La grieta ou The Rift est un film de Juan Piquer Simon, réalisateur espagnol habitué aux séries B fauchées mais qui généralement parvient à tirer ses œuvres vers le haut et à les sortir de la masse commune. Ici ca ne loupe pas.
The Rift bénéficie c’est vrai d’un casting plus étoffé que la plupart des films de Simon. Scalia, Lee Ermey, Wise, il y a une belle galerie de têtes connues, avec des acteurs plus prolifiques que géniaux, mais capables d’assurer une prestation honnête. Ici ils assurent, et compensent c’est vrai un casting pour le reste un peu passe-partout et sans grand relief. Je tire tout de même du lot Deborah Adair, car cette dernière se débrouille bien avec son personnage, et assure avec une réelle conviction. D’ailleurs, même les acteurs moins enthousiasmants s’investissent visiblement dans le projet, et cherchent à donner de la crédibilité à un film qui a très clairement des lacunes financières.
Le scénario est un peu bizarre. En fait on sent que Simon a essayé de se démarquer d’Abyss ou d’Alien, tout en faisant référence à ces deux métrages, et en intégrant son style personnel, composé généralement d’une prolixité « monstrueuse » à toutes épreuves. Il y a des incohérences, des lieux communs (dans le final notamment), et le film tourne un peu en rond par moment, passé la première demi-heure. Maintenant il faut être honnête : ce survival du fond des mers est efficace. Il est dynamique, généreux, doté de quelques scènes fortes, et il a des idées qui font mouches (comme celle de la contamination qui démultiplie le caractère dangereux des bestioles).
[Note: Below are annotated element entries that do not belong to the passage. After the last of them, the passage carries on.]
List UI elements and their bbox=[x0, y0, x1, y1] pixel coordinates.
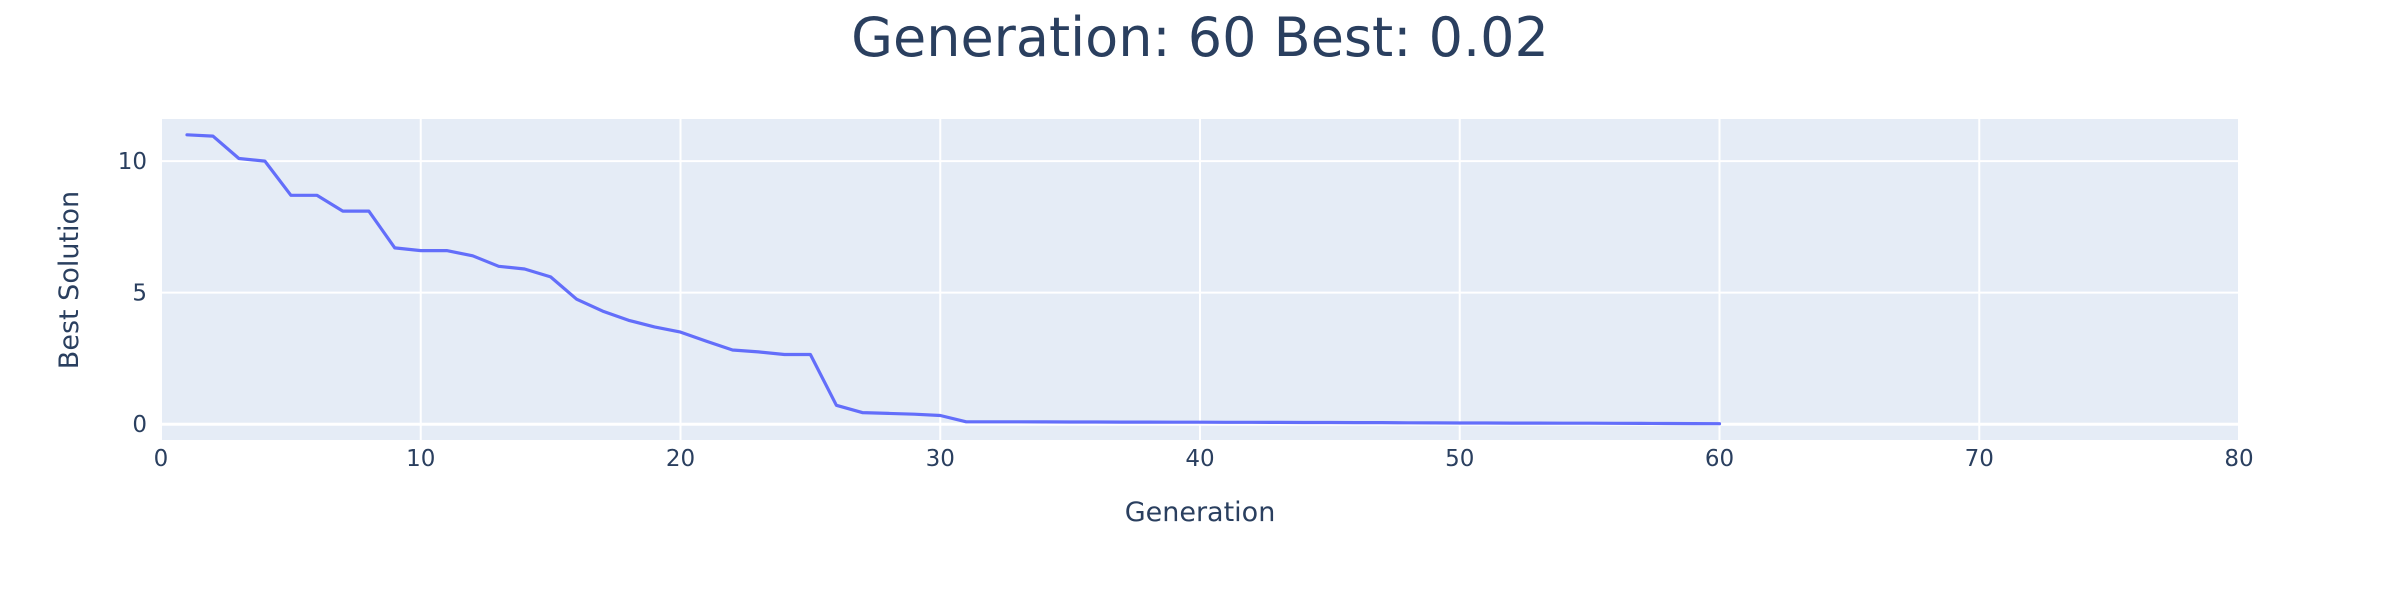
x-tick-label: 70 bbox=[1965, 446, 1994, 472]
x-tick-label: 50 bbox=[1445, 446, 1474, 472]
x-tick-label: 0 bbox=[154, 446, 169, 472]
y-tick-label: 10 bbox=[118, 149, 147, 175]
chart-title: Generation: 60 Best: 0.02 bbox=[851, 6, 1549, 69]
x-grid bbox=[160, 119, 2240, 440]
x-tick-label: 80 bbox=[2224, 446, 2253, 472]
x-tick-label: 40 bbox=[1185, 446, 1214, 472]
y-grid bbox=[161, 160, 2239, 426]
y-tick-label: 0 bbox=[132, 412, 147, 438]
y-axis-ticks: 0 5 10 bbox=[118, 149, 147, 438]
x-axis-ticks: 0 10 20 30 40 50 60 70 80 bbox=[154, 446, 2254, 472]
x-tick-label: 60 bbox=[1705, 446, 1734, 472]
y-tick-label: 5 bbox=[132, 281, 147, 307]
x-tick-label: 10 bbox=[406, 446, 435, 472]
x-axis-title: Generation bbox=[1125, 497, 1276, 528]
x-tick-label: 20 bbox=[666, 446, 695, 472]
series-line bbox=[185, 133, 1722, 426]
series-layer bbox=[185, 133, 1722, 426]
x-tick-label: 30 bbox=[926, 446, 955, 472]
y-axis-title: Best Solution bbox=[54, 191, 85, 369]
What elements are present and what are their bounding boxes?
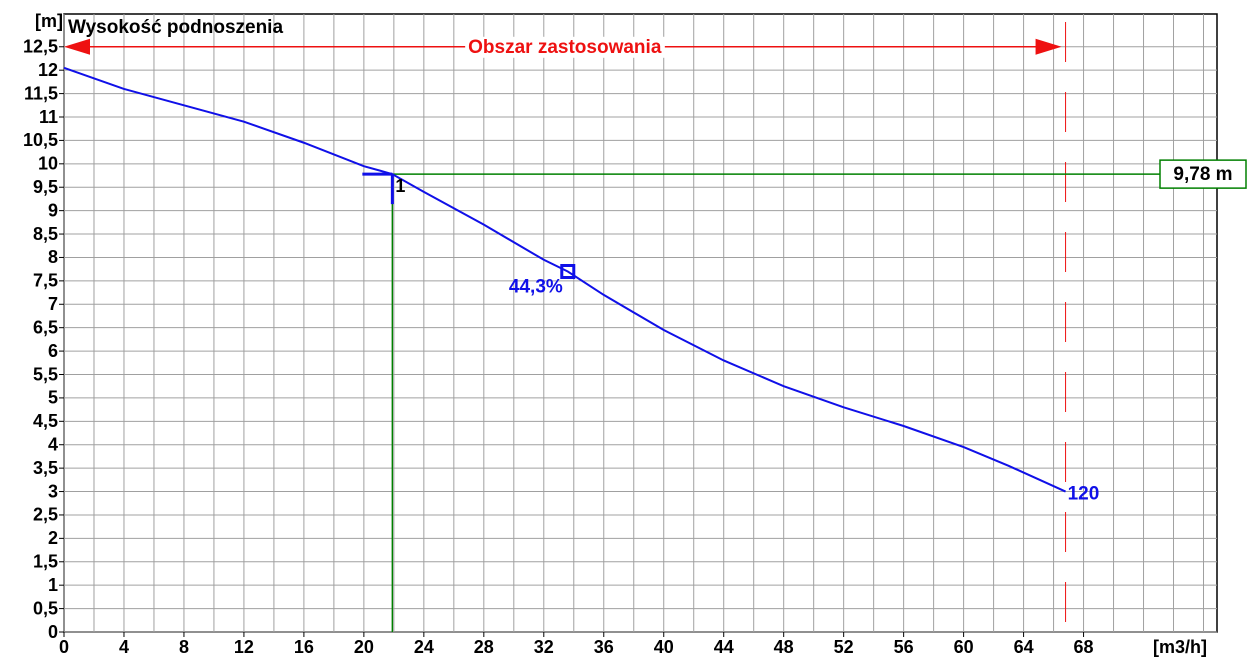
y-tick-label: 5,5 <box>33 364 58 384</box>
x-tick-label: 8 <box>179 637 189 657</box>
y-tick-label: 4,5 <box>33 411 58 431</box>
x-tick-label: 0 <box>59 637 69 657</box>
x-tick-label: 20 <box>354 637 374 657</box>
x-tick-label: 28 <box>474 637 494 657</box>
efficiency-label: 44,3% <box>509 277 563 298</box>
y-tick-label: 11,5 <box>24 83 58 103</box>
x-tick-label: 52 <box>834 637 854 657</box>
y-tick-label: 1,5 <box>33 552 58 572</box>
curve-label: 120 <box>1068 484 1100 505</box>
x-tick-label: 60 <box>954 637 974 657</box>
x-tick-label: 24 <box>414 637 434 657</box>
y-tick-label: 6,5 <box>33 317 58 337</box>
y-tick-label: 8,5 <box>33 224 58 244</box>
x-tick-label: 32 <box>534 637 554 657</box>
x-unit: [m3/h] <box>1153 637 1207 657</box>
x-tick-label: 64 <box>1014 637 1034 657</box>
y-tick-label: 7 <box>48 294 58 314</box>
y-tick-label: 6 <box>48 341 58 361</box>
range-label-bg <box>465 36 665 58</box>
range-label: Obszar zastosowania <box>468 37 662 58</box>
y-tick-label: 2,5 <box>33 505 58 525</box>
range-arrow <box>1035 38 1062 55</box>
x-tick-label: 48 <box>774 637 794 657</box>
y-tick-label: 9,5 <box>33 177 58 197</box>
x-tick-label: 68 <box>1074 637 1094 657</box>
curve <box>63 66 1066 493</box>
y-unit: [m] <box>35 11 63 31</box>
y-tick-label: 9 <box>48 200 58 220</box>
x-tick-label: 40 <box>654 637 674 657</box>
x-tick-label: 44 <box>714 637 734 657</box>
y-tick-label: 0 <box>48 622 58 642</box>
y-tick-label: 12,5 <box>23 37 58 57</box>
y-tick-label: 0,5 <box>33 598 58 618</box>
value-box <box>1159 159 1247 189</box>
operating-label: 1 <box>395 176 405 196</box>
y-tick-label: 11 <box>39 107 58 127</box>
x-tick-label: 4 <box>119 637 129 657</box>
y-tick-label: 4 <box>48 434 58 454</box>
x-tick-label: 56 <box>894 637 914 657</box>
y-tick-label: 8 <box>48 247 58 267</box>
efficiency-marker <box>560 264 576 279</box>
x-tick-label: 36 <box>594 637 614 657</box>
plot-frame <box>63 13 1218 633</box>
y-tick-label: 2 <box>48 528 58 548</box>
value-label: 9,78 m <box>1173 164 1232 185</box>
range-arrow <box>64 38 90 55</box>
y-tick-label: 10 <box>38 154 58 174</box>
y-tick-label: 7,5 <box>33 271 58 291</box>
chart-title: Wysokość podnoszenia <box>68 17 283 38</box>
y-tick-label: 3,5 <box>33 458 58 478</box>
x-tick-label: 16 <box>294 637 314 657</box>
y-tick-label: 10,5 <box>23 130 58 150</box>
y-tick-label: 3 <box>48 481 58 501</box>
y-tick-label: 5 <box>48 388 58 408</box>
x-tick-label: 12 <box>234 637 254 657</box>
y-tick-label: 12 <box>38 60 58 80</box>
y-tick-label: 1 <box>48 575 58 595</box>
Sur la forme, Simon n’avait même pas 2 millions d’euros à sa disposition, et le résultat est pourtant excellent, surtout pour un film de 1990. Avec trois fois rien le réalisateur arrive à offrir un spectacle solide, même si quelques éléments ne font pas illusion. Sa mise en scène est globalement nerveuse, précise, adaptée aux situations. La première attaque des créatures dans la grotte n’a franchement rien à envier à celle de Alien II de ce point de vue, elle est même beaucoup plus lisible, et pas du tout ridicule malgré le design discutable des créatures. La photographie joue la carte des éclairages marqués pour donner un type au film. Il y a du bleu, du vert, c’est un peu flashy parfois, mais élégant et surtout globalement en adéquation avec l’ambiance du métrage et ses décors. Je note que les plans sous-marins ne sont pas crédibles étant donné la profondeur de la mer, mais qu’ils sont de belle qualité malgré ce défaut. Les décors sont assez répétitifs bien sur, et pas très bien faits, mais la grotte, le sous-marin sont loin d’être déplorables, et je pense que depuis 1990 il c’est vu sur nos écran des choses bien pires en la matière. Là où le film a le plus vieilli c’est au niveau de certains de ses effets spéciaux. Ce n’est pas le cas de tous, avec par exemple des effets horrifiques qui tiennent encore la baraque, et quelques monstres impressionnants (l’espèce d’étoile de mer, ou l’attaque des anguilles). D’autres en revanche, comme les vers ne sont pas au point. Il est dommage par contre que The Rift n’est pas une bonne bande son, de ce point de vue c’est une faiblesse.
Pour conclure il serait mal venu de ma part de bouder le plaisir que j’ai pu avoir à regarder cette réalisation Piquer Simon. Plutôt bien interprétée, dynamique, enthousiasmant sur la forme si l’on tient compte du budget ultra-serré du métrage, il souffre d’une histoire clairement perfectible, de personnages assez quelconques, d’une absence de bande son à la hauteur, et de quelques aspérités de ci de là. Il vaut bien un 3.5 néanmoins, car il est généreux et plein de respect pour le spectateur, essayant de lui offrir le maximum avec le minimum.